There's a lot left to discover about Mitt's taxes -- especially his offshore accounts and his more than double Madoff-type returns on his IRA. Mitt and his surrogates are swearing up and down that everything he did was completely legal.
But even if Mitt's offshore, IRA and other tactics are legal, isn't the other important question
Should they be legal?
If elected, would Romney work to eliminate the kinds of legal tax advantages that he uses now? Mitt is defending his tax schemes solely on the basis that they are "legal." But his tax proposals contain little or nothing to limit the ways in which he has (we assume for now) legally saved millions.
For example, does he agree with Obama's plan to
Change rules allowing U.S. companies to defer taxes on overseas profits until the future, even as they take deductions on foreign expenses now.
Reduce the credit firms get for paying taxes to other countries.
Compel companies to acknowledge their offshore subsidiaries for tax purposes.

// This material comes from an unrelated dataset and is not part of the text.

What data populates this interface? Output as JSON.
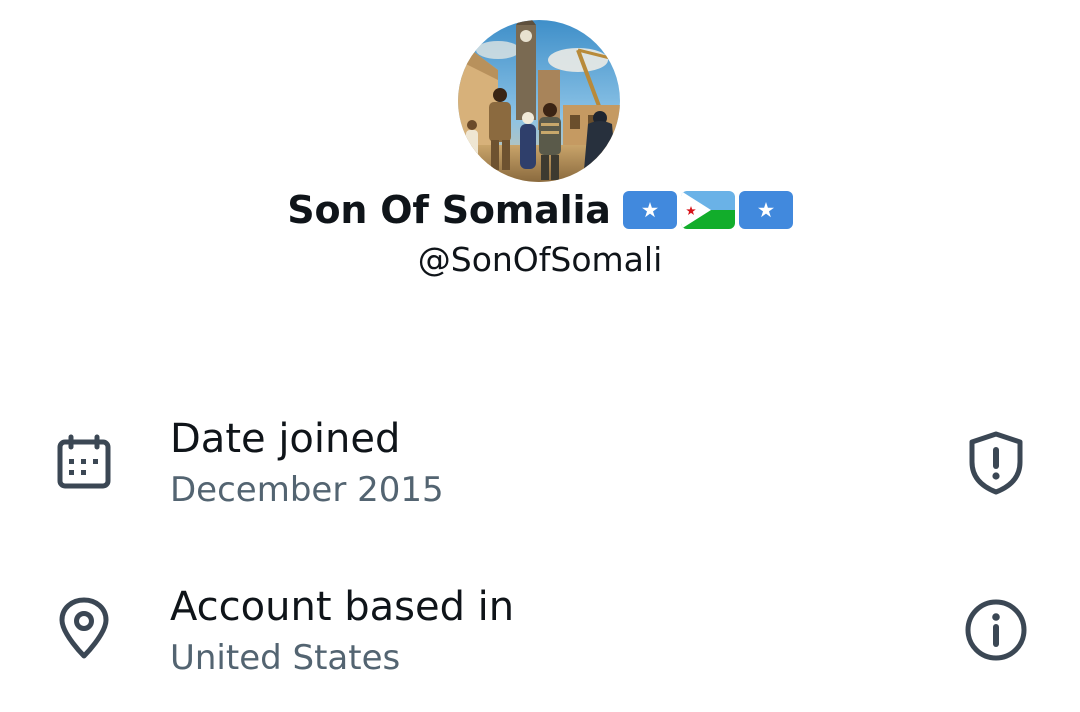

Have foreign financial institutions share information they have on offshore bank accounts.
The answer is No. Romney would not only keep the provisions that enabled him to save hundreds of millions in taxes, he would
expand them. For example:
Romney has proposed to overhaul the tax system so that the foreign profits of U.S. firms aren’t taxed in the United States, even when repatriated.

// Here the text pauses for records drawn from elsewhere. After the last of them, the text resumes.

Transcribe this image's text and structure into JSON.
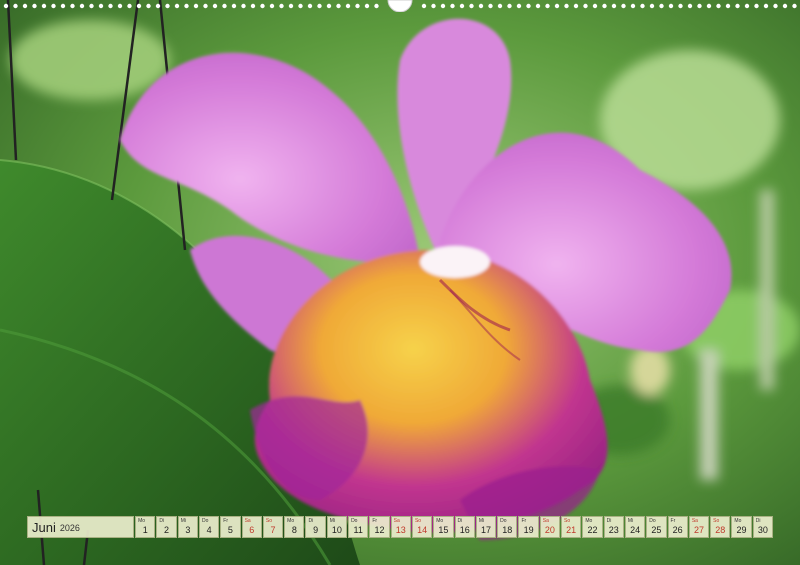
{
  "calendar": {
    "month": "Juni",
    "year": "2026",
    "days": [
      {
        "wd": "Mo",
        "d": "1",
        "weekend": false
      },
      {
        "wd": "Di",
        "d": "2",
        "weekend": false
      },
      {
        "wd": "Mi",
        "d": "3",
        "weekend": false
      },
      {
        "wd": "Do",
        "d": "4",
        "weekend": false
      },
      {
        "wd": "Fr",
        "d": "5",
        "weekend": false
      },
      {
        "wd": "Sa",
        "d": "6",
        "weekend": true
      },
      {
        "wd": "So",
        "d": "7",
        "weekend": true
      },
      {
        "wd": "Mo",
        "d": "8",
        "weekend": false
      },
      {
        "wd": "Di",
        "d": "9",
        "weekend": false
      },
      {
        "wd": "Mi",
        "d": "10",
        "weekend": false
      },
      {
        "wd": "Do",
        "d": "11",
        "weekend": false
      },
      {
        "wd": "Fr",
        "d": "12",
        "weekend": false
      },
      {
        "wd": "Sa",
        "d": "13",
        "weekend": true
      },
      {
        "wd": "So",
        "d": "14",
        "weekend": true
      },
      {
        "wd": "Mo",
        "d": "15",
        "weekend": false
      },
      {
        "wd": "Di",
        "d": "16",
        "weekend": false
      },
      {
        "wd": "Mi",
        "d": "17",
        "weekend": false
      },
      {
        "wd": "Do",
        "d": "18",
        "weekend": false
      },
      {
        "wd": "Fr",
        "d": "19",
        "weekend": false
      },
      {
        "wd": "Sa",
        "d": "20",
        "weekend": true
      },
      {
        "wd": "So",
        "d": "21",
        "weekend": true
      },
      {
        "wd": "Mo",
        "d": "22",
        "weekend": false
      },
      {
        "wd": "Di",
        "d": "23",
        "weekend": false
      },
      {
        "wd": "Mi",
        "d": "24",
        "weekend": false
      },
      {
        "wd": "Do",
        "d": "25",
        "weekend": false
      },
      {
        "wd": "Fr",
        "d": "26",
        "weekend": false
      },
      {
        "wd": "Sa",
        "d": "27",
        "weekend": true
      },
      {
        "wd": "So",
        "d": "28",
        "weekend": true
      },
      {
        "wd": "Mo",
        "d": "29",
        "weekend": false
      },
      {
        "wd": "Di",
        "d": "30",
        "weekend": false
      }
    ]
  },
  "colors": {
    "weekend_text": "#c0392b",
    "petal": "#c45bd0",
    "lip_yellow": "#f2c029",
    "leaf": "#2f6b22",
    "background_green": "#6aa84f"
  }
}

Unlike Obama, Romney has not offered proposals to eliminate the deductibility of moving expenses for outsourcing jobs or provide tax incentives for insourcing.
As Josh Marshall writes
today:
Having vast wealth and aggressively working the law and tax code to avoid taxes is a very different thing if your policy agenda is geared almost entirely to benefit the super wealthy. If you’re a gazillionaire and your main pitch is to cut taxes on gazillionaires that’s just gonna put a bit more emphasis on your wealth. This logic should not be difficult to grasp.
So while we're waiting and demanding more disclosure from Romney, I would love for at least some journalists to ask Romney whether he thinks the ways he saved taxes with offshore accounts should continue to be legal.